The problem with China’s strategy became apparent with the emergence of Omicron, a Covid-19 variant that was considered mild in the West, owing to those populations’ higher vaccination rates. In Hong Kong, the first Omicron wave generated the highest Covid-19 mortality rate in the world when it swept through the city’s large, under-vaccinated elderly population.
At the same time, the Chinese population’s patience for stringent zero-COVID policies has begun to wear thin. The costs of city-wide lockdowns are truly immense, especially in China’s coastal economic hubs. Research by leading Chinese macroeconomists suggests that imposing a full-scale lockdown in a major city like Shanghai would reduce national real (inflation-adjusted) GDP by 4 percent. Much of that loss would be felt by the city under lockdown, but there would also be negative consequences for other regions with trade ties to the locked-down city.
Worse, China is not just locking down one city. In the past month alone, Shenzhen, a city of 17.5 million, was locked down for a week. Shanghai was subjected to a rolling half-city lockdown while all 26 million of its residents were tested, before it suddenly locked down the entire city indefinitely. To understand the scale of this disruption, consider that Shanghai and Shenzhen are, respectively, the largest and the third-largest urban economies in China—analogous to the New York and Chicago metropolitan areas in the US.
By staking so much on the zero-COVID strategy, the Chinese political leadership has positioned itself between a rock and a hard place. If it doubles down, it will further hamper the country’s economic recovery, imposing costs that the people no longer believe to be worthwhile. But if it eases Covid-19 restrictions, infections and deaths will increase rapidly as the virus spreads through a population that lacks the level of immunity found in most other comparable countries.
China will finally move past Covid-19 only when two things happen. First, vaccine-furnished immunity among the elderly needs to improve. The government should deploy all its resources to maximize the speed and number of vaccinations being administered to the elderly. It also should embrace the more effective vaccines. The recent approval for a Chinese manufacturer to produce a generic version of the Pfizer antiviral drug is a step in the right direction. The government should now encourage more independent, transparent evaluations of all the available vaccines so that it can increase both the supply of effective vaccines and the public’s trust in them.
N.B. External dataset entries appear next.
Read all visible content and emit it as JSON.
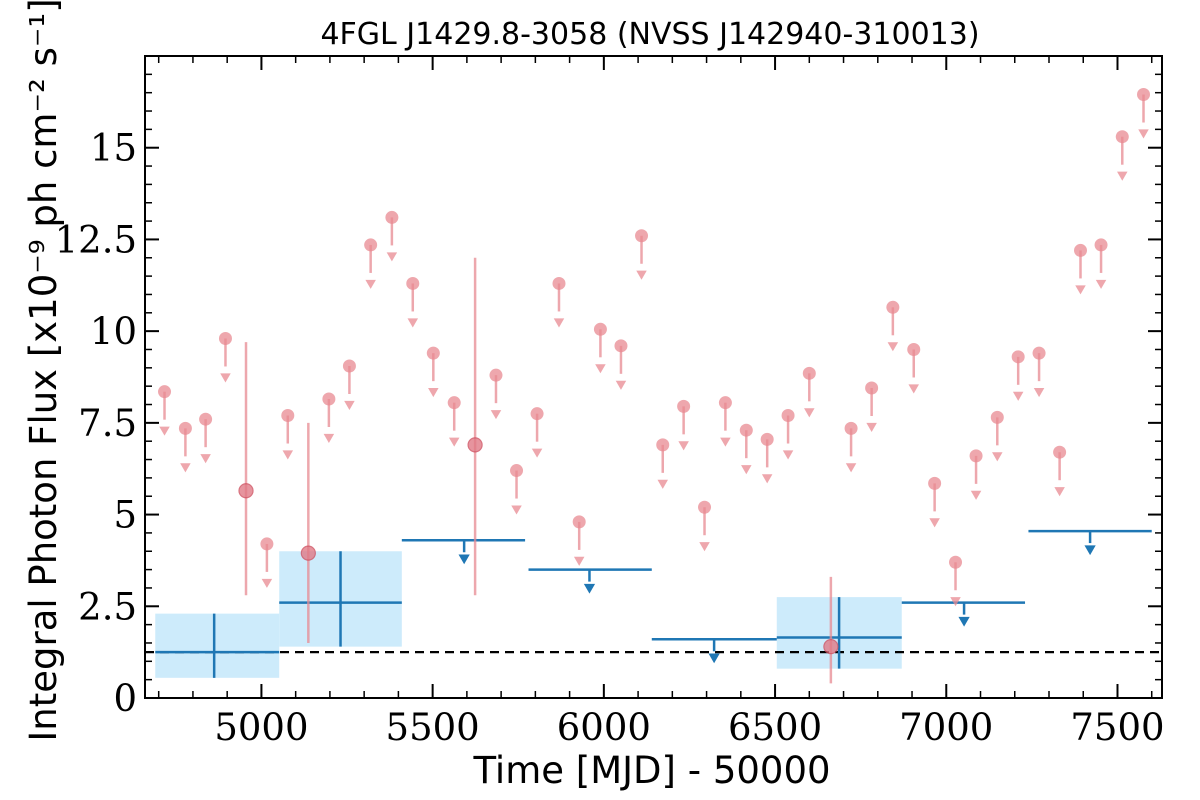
{
  "chart_data": {
    "type": "scatter",
    "title": "4FGL J1429.8-3058 (NVSS J142940-310013)",
    "xlabel": "Time [MJD] - 50000",
    "ylabel": "Integral Photon Flux [x10⁻⁹ ph cm⁻² s⁻¹]",
    "xlim": [
      4660,
      7630
    ],
    "ylim": [
      0,
      17.5
    ],
    "x_ticks": [
      5000,
      5500,
      6000,
      6500,
      7000,
      7500
    ],
    "x_tick_labels": [
      "5000",
      "5500",
      "6000",
      "6500",
      "7000",
      "7500"
    ],
    "y_ticks": [
      0,
      2.5,
      5,
      7.5,
      10,
      12.5,
      15
    ],
    "y_tick_labels": [
      "0",
      "2.5",
      "5",
      "7.5",
      "10",
      "12.5",
      "15"
    ],
    "grid": false,
    "reference_line": {
      "y": 1.25,
      "style": "dashed",
      "color": "#000000"
    },
    "colors": {
      "monthly": "#e88a92",
      "yearly": "#1f77b4",
      "band": "#cdebfb"
    },
    "series": [
      {
        "detections": [
          {
            "x": 4955,
            "y": 5.65,
            "ylo": 2.8,
            "yhi": 9.7
          },
          {
            "x": 5137,
            "y": 3.95,
            "ylo": 1.5,
            "yhi": 7.5
          },
          {
            "x": 5624,
            "y": 6.9,
            "ylo": 2.8,
            "yhi": 12.0
          },
          {
            "x": 6663,
            "y": 1.4,
            "ylo": 0.4,
            "yhi": 3.3
          }
        ],
        "upper_limits": [
          {
            "x": 4717,
            "y": 8.35
          },
          {
            "x": 4778,
            "y": 7.35
          },
          {
            "x": 4837,
            "y": 7.6
          },
          {
            "x": 4895,
            "y": 9.8
          },
          {
            "x": 5016,
            "y": 4.2
          },
          {
            "x": 5077,
            "y": 7.7
          },
          {
            "x": 5197,
            "y": 8.15
          },
          {
            "x": 5257,
            "y": 9.05
          },
          {
            "x": 5319,
            "y": 12.35
          },
          {
            "x": 5381,
            "y": 13.1
          },
          {
            "x": 5442,
            "y": 11.3
          },
          {
            "x": 5502,
            "y": 9.4
          },
          {
            "x": 5563,
            "y": 8.05
          },
          {
            "x": 5685,
            "y": 8.8
          },
          {
            "x": 5745,
            "y": 6.2
          },
          {
            "x": 5805,
            "y": 7.75
          },
          {
            "x": 5869,
            "y": 11.3
          },
          {
            "x": 5928,
            "y": 4.8
          },
          {
            "x": 5990,
            "y": 10.05
          },
          {
            "x": 6050,
            "y": 9.6
          },
          {
            "x": 6110,
            "y": 12.6
          },
          {
            "x": 6172,
            "y": 6.9
          },
          {
            "x": 6233,
            "y": 7.95
          },
          {
            "x": 6294,
            "y": 5.2
          },
          {
            "x": 6355,
            "y": 8.05
          },
          {
            "x": 6416,
            "y": 7.3
          },
          {
            "x": 6477,
            "y": 7.05
          },
          {
            "x": 6538,
            "y": 7.7
          },
          {
            "x": 6600,
            "y": 8.85
          },
          {
            "x": 6722,
            "y": 7.35
          },
          {
            "x": 6782,
            "y": 8.45
          },
          {
            "x": 6844,
            "y": 10.65
          },
          {
            "x": 6905,
            "y": 9.5
          },
          {
            "x": 6966,
            "y": 5.85
          },
          {
            "x": 7027,
            "y": 3.7
          },
          {
            "x": 7087,
            "y": 6.6
          },
          {
            "x": 7149,
            "y": 7.65
          },
          {
            "x": 7210,
            "y": 9.3
          },
          {
            "x": 7271,
            "y": 9.4
          },
          {
            "x": 7331,
            "y": 6.7
          },
          {
            "x": 7392,
            "y": 12.2
          },
          {
            "x": 7452,
            "y": 12.35
          },
          {
            "x": 7514,
            "y": 15.3
          },
          {
            "x": 7576,
            "y": 16.45
          }
        ]
      },
      {
        "detections": [
          {
            "x": 4862,
            "xlo": 4690,
            "xhi": 5052,
            "y": 1.25,
            "ylo": 0.55,
            "yhi": 2.3
          },
          {
            "x": 5231,
            "xlo": 5052,
            "xhi": 5410,
            "y": 2.6,
            "ylo": 1.4,
            "yhi": 4.0
          },
          {
            "x": 6687,
            "xlo": 6505,
            "xhi": 6870,
            "y": 1.65,
            "ylo": 0.8,
            "yhi": 2.75
          }
        ],
        "upper_limits": [
          {
            "x": 5592,
            "xlo": 5410,
            "xhi": 5770,
            "y": 4.3
          },
          {
            "x": 5958,
            "xlo": 5780,
            "xhi": 6140,
            "y": 3.5
          },
          {
            "x": 6322,
            "xlo": 6140,
            "xhi": 6505,
            "y": 1.6
          },
          {
            "x": 7052,
            "xlo": 6870,
            "xhi": 7230,
            "y": 2.6
          },
          {
            "x": 7420,
            "xlo": 7240,
            "xhi": 7600,
            "y": 4.55
          }
        ]
      }
    ]
  }
}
Second, Chinese authorities must change their public messaging to manage expectations. The Chinese people need to start preparing to live with Covid-19, which means accepting that there will be infections and deaths, just as there are from influenza and other contagions.
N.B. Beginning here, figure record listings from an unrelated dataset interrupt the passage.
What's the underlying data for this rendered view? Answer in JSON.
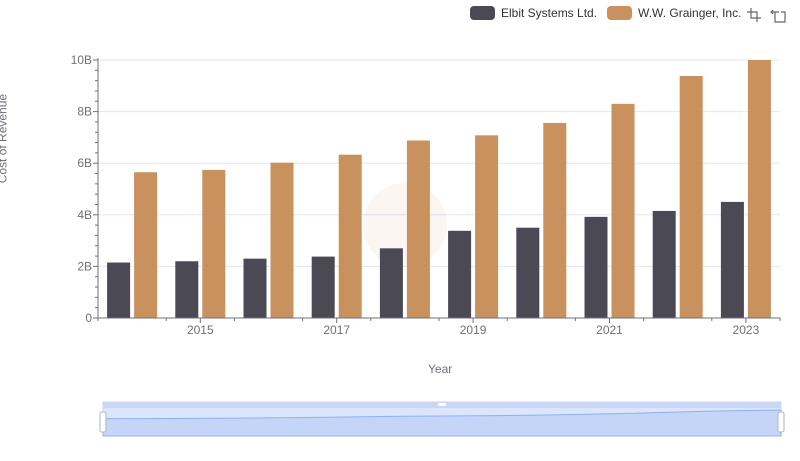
{
  "legend": {
    "items": [
      {
        "label": "Elbit Systems Ltd.",
        "color": "#4a4954"
      },
      {
        "label": "W.W. Grainger, Inc.",
        "color": "#c8915e"
      }
    ]
  },
  "toolbox": {
    "icons": [
      "zoom-icon",
      "zoom-reset-icon"
    ]
  },
  "axes": {
    "ylabel": "Cost of Revenue",
    "xlabel": "Year"
  },
  "chart_data": {
    "type": "bar",
    "categories": [
      "2014",
      "2015",
      "2016",
      "2017",
      "2018",
      "2019",
      "2020",
      "2021",
      "2022",
      "2023"
    ],
    "x_tick_labels": [
      "2015",
      "2017",
      "2019",
      "2021",
      "2023"
    ],
    "y_tick_labels": [
      "0",
      "2B",
      "4B",
      "6B",
      "8B",
      "10B"
    ],
    "ylim": [
      0,
      10000000000
    ],
    "series": [
      {
        "name": "Elbit Systems Ltd.",
        "color": "#4a4954",
        "values": [
          2150000000,
          2200000000,
          2300000000,
          2380000000,
          2700000000,
          3380000000,
          3500000000,
          3920000000,
          4150000000,
          4500000000
        ]
      },
      {
        "name": "W.W. Grainger, Inc.",
        "color": "#c8915e",
        "values": [
          5650000000,
          5740000000,
          6020000000,
          6330000000,
          6880000000,
          7080000000,
          7560000000,
          8300000000,
          9380000000,
          10000000000
        ]
      }
    ],
    "grid": true,
    "legend_position": "top-right",
    "datazoom": {
      "range_percent": [
        0,
        100
      ]
    }
  }
}
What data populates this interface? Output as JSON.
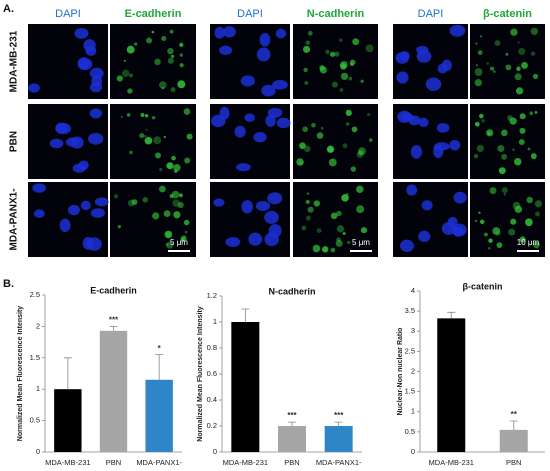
{
  "panel_a": {
    "label": "A.",
    "groups": [
      {
        "stains": [
          "DAPI",
          "E-cadherin"
        ],
        "scale_bar": "5 μm"
      },
      {
        "stains": [
          "DAPI",
          "N-cadherin"
        ],
        "scale_bar": "5 μm"
      },
      {
        "stains": [
          "DAPI",
          "β-catenin"
        ],
        "scale_bar": "10 μm"
      }
    ],
    "rows": [
      "MDA-MB-231",
      "PBN",
      "MDA-PANX1-"
    ]
  },
  "panel_b": {
    "label": "B."
  },
  "chart_data": [
    {
      "type": "bar",
      "title": "E-cadherin",
      "y_label": "Normalized Mean Fluorescence Intensity",
      "categories": [
        "MDA-MB-231",
        "PBN",
        "MDA-PANX1-"
      ],
      "values": [
        1.0,
        1.93,
        1.15
      ],
      "errors": [
        0.5,
        0.07,
        0.4
      ],
      "colors": [
        "#000000",
        "#a6a6a6",
        "#2e86c8"
      ],
      "significance": [
        null,
        "***",
        "*"
      ],
      "ylim": [
        0,
        2.5
      ],
      "yticks": [
        0,
        0.5,
        1,
        1.5,
        2,
        2.5
      ]
    },
    {
      "type": "bar",
      "title": "N-cadherin",
      "y_label": "Normalized Mean Fluorescence Intensity",
      "categories": [
        "MDA-MB-231",
        "PBN",
        "MDA-PANX1-"
      ],
      "values": [
        1.0,
        0.2,
        0.2
      ],
      "errors": [
        0.1,
        0.03,
        0.03
      ],
      "colors": [
        "#000000",
        "#a6a6a6",
        "#2e86c8"
      ],
      "significance": [
        null,
        "***",
        "***"
      ],
      "ylim": [
        0,
        1.2
      ],
      "yticks": [
        0,
        0.2,
        0.4,
        0.6,
        0.8,
        1,
        1.2
      ]
    },
    {
      "type": "bar",
      "title": "β-catenin",
      "y_label": "Nuclear-Non nuclear Ratio",
      "categories": [
        "MDA-MB-231",
        "PBN"
      ],
      "values": [
        3.32,
        0.55
      ],
      "errors": [
        0.15,
        0.22
      ],
      "colors": [
        "#000000",
        "#a6a6a6"
      ],
      "significance": [
        null,
        "**"
      ],
      "ylim": [
        0,
        4
      ],
      "yticks": [
        0,
        0.5,
        1,
        1.5,
        2,
        2.5,
        3,
        3.5,
        4
      ]
    }
  ]
}
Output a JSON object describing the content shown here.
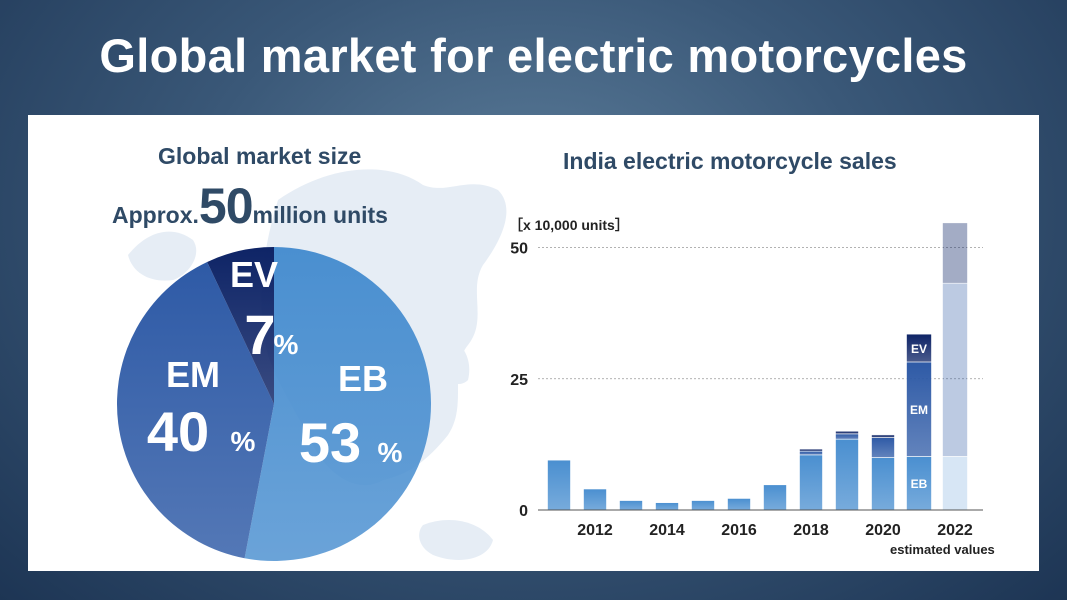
{
  "title": "Global market for electric motorcycles",
  "colors": {
    "background": "#2c4a6a",
    "text": "#2f4a66",
    "eb": "#4a8fd0",
    "em": "#2e5aa6",
    "ev": "#0e2466"
  },
  "pie": {
    "title": "Global market size",
    "approx_prefix": "Approx.",
    "approx_value": "50",
    "approx_suffix": "million units"
  },
  "bar": {
    "title": "India electric motorcycle sales",
    "unit_label": "［x 10,000 units］",
    "estimated_label": "estimated values"
  },
  "chart_data": [
    {
      "type": "pie",
      "title": "Global market size",
      "slices": [
        {
          "label": "EB",
          "value": 53,
          "display": "53",
          "color": "#4a8fd0"
        },
        {
          "label": "EM",
          "value": 40,
          "display": "40",
          "color": "#2e5aa6"
        },
        {
          "label": "EV",
          "value": 7,
          "display": "7",
          "color": "#0e2466"
        }
      ],
      "percent_sign": "%"
    },
    {
      "type": "bar",
      "title": "India electric motorcycle sales",
      "ylabel": "x 10,000 units",
      "ylim": [
        0,
        60
      ],
      "yticks": [
        0,
        25,
        50
      ],
      "grid": true,
      "xtick_labels": [
        "2012",
        "2014",
        "2016",
        "2018",
        "2020",
        "2022"
      ],
      "categories": [
        "2011",
        "2012",
        "2013",
        "2014",
        "2015",
        "2016",
        "2017",
        "2018",
        "2019",
        "2020",
        "2021",
        "2022"
      ],
      "stack_labels": [
        "EB",
        "EM",
        "EV"
      ],
      "series": [
        {
          "name": "EB",
          "values": [
            9.5,
            4.0,
            1.8,
            1.4,
            1.8,
            2.2,
            4.8,
            10.5,
            13.5,
            10.0,
            10.2,
            10.2
          ],
          "color": "#4a8fd0"
        },
        {
          "name": "EM",
          "values": [
            0,
            0,
            0,
            0,
            0,
            0,
            0,
            0.7,
            1.0,
            3.8,
            18.0,
            33.0
          ],
          "color": "#2e5aa6"
        },
        {
          "name": "EV",
          "values": [
            0,
            0,
            0,
            0,
            0,
            0,
            0,
            0.4,
            0.5,
            0.5,
            5.3,
            11.5
          ],
          "color": "#0e2466"
        }
      ],
      "estimated": [
        "2022"
      ]
    }
  ]
}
China needs to act quickly. Even while it is still struggling with the first wave of Omicron, a second subvariant (BA.2) is already sweeping through Europe and will likely make its way to China in the coming months. Researchers have found that the new variant is similar to the old one, posing a threat mainly to those who are unvaccinated, immunocompromised, or lacking antibodies from a recent infection. Unless China is prepared to shut down its economy with every new variant, it needs to vaccinate the elderly and prepare its people for more Covid-19 deaths.